Ms Maha Bahnassythe anchorwoman, later apologised for her comment, but only after receiving reports about women being sexually assaulted in Tahrir Square on the eve of El Sisi’s inauguration. She justified her actions by saying that she was merely commenting to her guests in the studio, unaware that her microphone was on. The correspondent, Samar Negida, whom Ms Bahnassy was corresponding with at the time, deemed this explanation “unacceptable” in a Tweet. 

“I don't understand what difference it makes, whether the anchor was talking to me or to a guest?! Does it change anything? …The apology Maha Bahnasy just issued is unacceptable, because she had said she thought the information I was providing was based on ‘rumours’, questioning my credibility,” Ms Negida said in two different Tweets.

By and large, what made the incident even worse were the comments of some Egyptian prominent figures. Hoda Badran, the head of the Egyptian Feminist Union, told a TV anchor that the mob sexual assaults in Tahrir Square, which included at least five women, were merely the work of the Muslim Brotherhood.

Similarly, the Egyptian human rights activist Dalia Ziadadescribed the-then sexual assaults as being “deliberate” and “purposeful”. She even avowedly accused the Muslim Brotherhood in her Tweets by saying: “I blame the (Muslim) Brotherhood for the harassment acts that occurred in Tahrir Square yesterday, as this wasn’t the first gathering of both men and women together in the Square. Same rallies held all over the last year, and no sexual harassment incident had been reported. In the protests that proceeded June 30, the (Muslim) Brotherhood did something like this. Remember the memorable scene of the last year where a woman had her clothes stripped off in a similar way?”

It’s of paramount importance to say that no evidence has been given to indicate that Muslim Brotherhood members were involved in these heinous acts. However, there is a wilful belief among some Egyptian liberals and elites that the banned Muslim Brotherhood group is the root of all evil.

Ironically enough, the egregious incident came a week after the enactment of a law which criminalises sexual harassment. According to this law, any person who sexually harasses a man or a woman in public or private will face up to five years in prison and a maximum fine of 50,000 EGP ($6,990).  

Many may pin high hopes on El Sisi to resolve the issue of frequent assaults on women in public spaces once and for all, especially since he has regularly emphasised his utter respect and support for Egypt’s women. He even enunciated that he will resort to religious institutions, schools and media to raise awareness against sexual harassment. 

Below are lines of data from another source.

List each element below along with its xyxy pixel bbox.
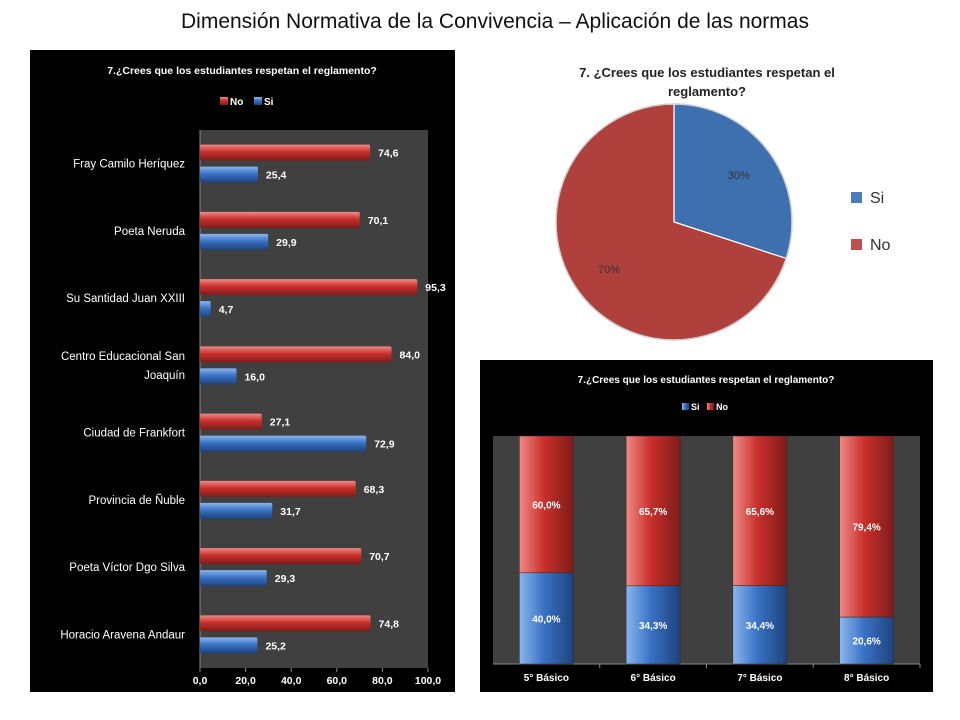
legend-swatch-no bbox=[220, 97, 228, 105]
school-bar-chart: 7.¿Crees que los estudiantes respetan el… bbox=[30, 50, 455, 692]
legend-label-si: Si bbox=[691, 402, 700, 412]
bar-si bbox=[200, 637, 258, 654]
segment-value-label: 65,7% bbox=[639, 507, 667, 518]
segment-value-label: 34,3% bbox=[639, 621, 667, 632]
x-tick-label: 20,0 bbox=[235, 675, 256, 687]
legend-label-no: No bbox=[870, 237, 891, 254]
bar-no bbox=[200, 615, 371, 632]
bar-si bbox=[200, 301, 211, 318]
x-category-label: 7° Básico bbox=[737, 673, 782, 684]
legend-swatch-si bbox=[851, 192, 862, 203]
bar-no bbox=[200, 480, 356, 497]
bar-value-label: 27,1 bbox=[270, 417, 291, 429]
legend: No Si bbox=[220, 97, 274, 108]
plot-area bbox=[200, 130, 428, 668]
page-title: Dimensión Normativa de la Convivencia – … bbox=[181, 10, 809, 33]
segment-value-label: 34,4% bbox=[746, 621, 774, 632]
bar-value-label: 16,0 bbox=[244, 371, 265, 383]
y-category-label: Poeta Neruda bbox=[114, 226, 186, 238]
segment-value-label: 79,4% bbox=[852, 523, 880, 534]
bar-si bbox=[200, 368, 237, 385]
segment-value-label: 65,6% bbox=[746, 507, 774, 518]
bar-no bbox=[200, 413, 262, 430]
pie-slice-label: 70% bbox=[598, 264, 620, 276]
pie-legend: Si No bbox=[851, 190, 891, 254]
bar-value-label: 70,7 bbox=[369, 551, 390, 563]
segment-value-label: 20,6% bbox=[852, 637, 880, 648]
bar-value-label: 95,3 bbox=[425, 282, 446, 294]
y-category-label: Fray Camilo Heríquez bbox=[73, 159, 185, 171]
y-category-label: Ciudad de Frankfort bbox=[83, 428, 185, 440]
x-tick-label: 40,0 bbox=[281, 675, 302, 687]
grade-stacked-chart: 7.¿Crees que los estudiantes respetan el… bbox=[480, 360, 933, 692]
bar-segment-no bbox=[839, 435, 894, 618]
bar-no bbox=[200, 211, 360, 228]
legend-swatch-no bbox=[851, 239, 862, 250]
bar-segment-si bbox=[625, 585, 681, 665]
bar-value-label: 25,2 bbox=[265, 640, 286, 652]
legend-label-si: Si bbox=[870, 190, 884, 207]
bar-value-label: 31,7 bbox=[280, 506, 301, 518]
segment-value-label: 60,0% bbox=[532, 500, 560, 511]
bar-value-label: 29,3 bbox=[275, 573, 296, 585]
bar-segment-si bbox=[839, 616, 894, 665]
chart-title: 7.¿Crees que los estudiantes respetan el… bbox=[107, 65, 377, 77]
bar-segment-no bbox=[625, 435, 681, 587]
bar-value-label: 4,7 bbox=[219, 304, 234, 316]
bar-value-label: 74,6 bbox=[378, 148, 399, 160]
x-category-label: 5° Básico bbox=[524, 673, 569, 684]
bar-value-label: 72,9 bbox=[374, 439, 395, 451]
bar-value-label: 25,4 bbox=[266, 170, 287, 182]
x-category-label: 6° Básico bbox=[631, 673, 676, 684]
bar-value-label: 29,9 bbox=[276, 237, 297, 249]
bar-no bbox=[200, 548, 362, 565]
pie-slice-label: 30% bbox=[728, 170, 750, 182]
y-category-label: Su Santidad Juan XXIII bbox=[66, 293, 185, 305]
bar-value-label: 70,1 bbox=[368, 215, 389, 227]
bar-value-label: 84,0 bbox=[400, 349, 421, 361]
bar-no bbox=[200, 346, 392, 363]
bar-si bbox=[200, 570, 267, 587]
bar-segment-no bbox=[732, 435, 788, 586]
x-tick-label: 60,0 bbox=[327, 675, 348, 687]
bar-si bbox=[200, 166, 258, 183]
y-category-label: Provincia de Ñuble bbox=[88, 494, 185, 507]
bar-segment-no bbox=[519, 435, 574, 574]
x-tick-label: 80,0 bbox=[372, 675, 393, 687]
x-tick-label: 0,0 bbox=[193, 675, 208, 687]
legend-swatch-no bbox=[707, 403, 714, 410]
bar-si bbox=[200, 435, 367, 452]
x-tick-label: 100,0 bbox=[415, 675, 441, 687]
bar-value-label: 74,8 bbox=[379, 618, 400, 630]
bar-segment-si bbox=[519, 572, 574, 665]
bar-si bbox=[200, 502, 273, 519]
bar-no bbox=[200, 144, 371, 161]
bar-value-label: 68,3 bbox=[364, 484, 385, 496]
y-category-label: Centro Educacional San Joaquín bbox=[61, 351, 185, 382]
y-category-label: Horacio Aravena Andaur bbox=[60, 629, 185, 641]
legend-label-no: No bbox=[230, 97, 243, 108]
legend-swatch-si bbox=[254, 97, 262, 105]
bar-si bbox=[200, 233, 269, 250]
legend: Si No bbox=[682, 402, 728, 412]
pie-outline bbox=[555, 103, 793, 341]
x-category-label: 8° Básico bbox=[844, 673, 889, 684]
pie-title-line-1: 7. ¿Crees que los estudiantes respetan e… bbox=[579, 65, 835, 80]
chart-title: 7.¿Crees que los estudiantes respetan el… bbox=[578, 375, 835, 386]
bar-segment-si bbox=[732, 585, 788, 665]
segment-value-label: 40,0% bbox=[532, 614, 560, 625]
legend-label-si: Si bbox=[264, 97, 274, 108]
y-category-label: Poeta Víctor Dgo Silva bbox=[69, 562, 185, 574]
bar-no bbox=[200, 279, 418, 296]
pie-title-line-2: reglamento? bbox=[668, 84, 746, 99]
pie-chart: 7. ¿Crees que los estudiantes respetan e… bbox=[555, 65, 891, 341]
legend-swatch-si bbox=[682, 403, 689, 410]
legend-label-no: No bbox=[716, 402, 728, 412]
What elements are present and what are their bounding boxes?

Meanwhile, others may be sceptical of his potential role in warding off this plague from ruining Egyptian society, ever since he defended the military’s use of forced “virginity tests” on female detainees in 2011 when he was an army general. The latter act was justified to protect the soldiers from rape accusations and to make sure that they were respectable women, seeing that they “are not like your daughters or mine”, as Sisi referred to the women in Tahrir Square. 

Egypt’s patriarchal culture should be blamed for violence against women. The police's inability to provide much-needed security for women in large gatherings, in addition to their failure to combat sexual violence, makes them as guilty as the society itself for sexual harassment. It is worth noting that a 2013 United Nations report entitled "Entity for Gender Equality and the Empowerment of Women" found that 99.3% of Egyptian women have suffered from sexual harassment in the country, while 91.5 percent have experienced unwelcome physical contact. 

Unfortunately, this means that a long battle lies ahead and people need to start taking responsibility and stop trying to find scapegoats, whether it’s the Muslim Brotherhood, the culture, women’s clothing’s, etc… We all need to stand side by side and put an end to this.